The left urges the Court to allow affirmative action to continue, arguing that it is necessary to level the playing field.
“From 1988 to 2014, the number of K–12 schools in the U.S. that had a 99 percent nonwhite student population more than doubled, from 2,762 schools to 6,727. By the 2010s, the percentage of Black students attending schools across the South that were at least 50 percent white had plunged by nearly half, from a peak of 44 percent to 23 percent. Predominantly white school districts collectively receive $23 billion more a year than predominantly nonwhite school districts… It is impossible to argue that Black Americans enjoy equality of opportunity.”
Lee C. Bollinger and Geoffrey R. Stone, The Atlantic
“Eighteen Civil War and Reconstruction historians submitted a ‘friend of the court’ brief in the pending affirmative action case to underscore the 14th Amendment framers’ race-conscious intentions. They pointed to the Civil Rights Act of 1866, which declared that all persons would have the same rights ‘enjoyed by white persons,’ including the power to own property and enter and enforce contracts. And the Freedmen’s Bureau Act, they noted, offered a phalanx of goods and services to Black Americans in order to facilitate the transition from slavery to full citizenship but gave white Civil War refugees more limited assistance…
“None of this legislation was color blind — it was expressly designed to treat the races differently in the service of making them more equal and adopted over President Andrew Johnson’s vetoes and cries of reverse-racism against whites… If judicial originalists want to stay true to their originalist values, they should be supporting rather than undermining that reckoning.”
Sheryll Cashin, Politico
“Harvard has a preference for four specific groups of applicants known as ALDC: athletes, legacies, those on the dean’s list (frequently because of family donations), and the children of faculty… In theory, ALDC preferences are colorblind. In practice, they operate as a massive affirmative action program for white applicants…

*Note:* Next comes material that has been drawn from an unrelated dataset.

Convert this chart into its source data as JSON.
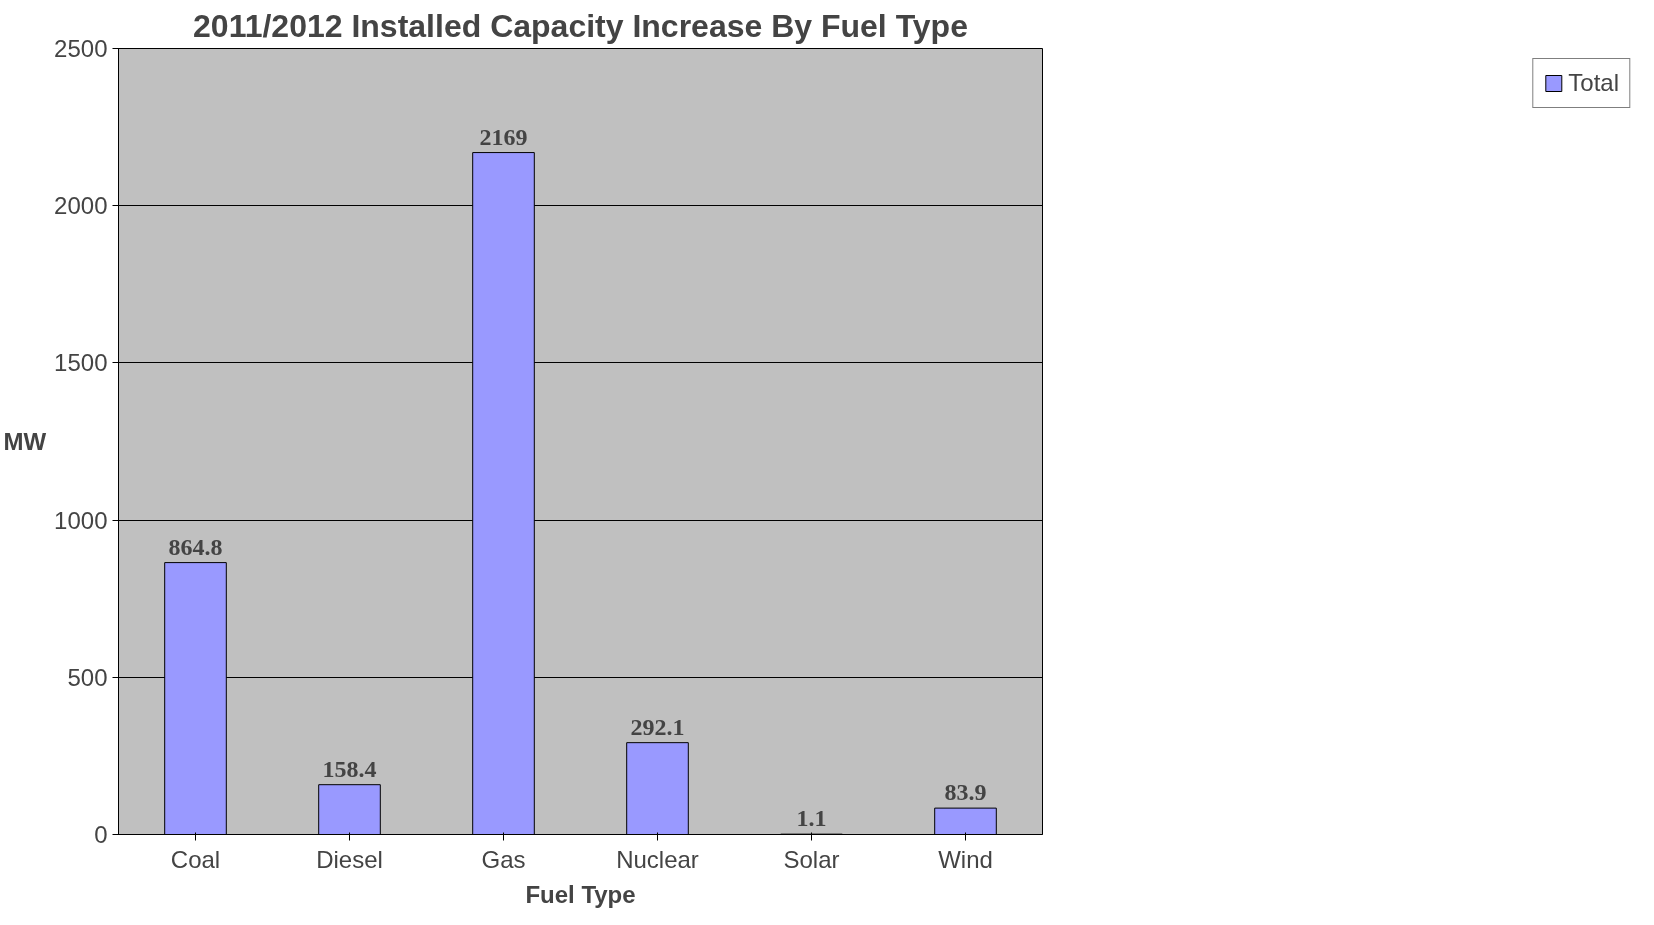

“Black Americans were shut out of education for centuries by law, then by custom; from 1890 to 1940, Harvard admitted an average of three Black students a year… Legacy admissions maintain the chain of racial privilege awarded to white families with longstanding ties to schools like Harvard…
“[Similarly, the boost for athletes] benefits applicants who can afford to participate in expensive ‘country club sports’ like fencing, polo, and lacrosse. Parents may need to spend tens of thousands of dollars a year to help their kids play niche sports competitively. Once again, the families who can afford this luxury are disproportionately white… If and when the Supreme Court eradicates race-conscious admissions, no one should accept the collapse in diversity as an inevitable outcome.”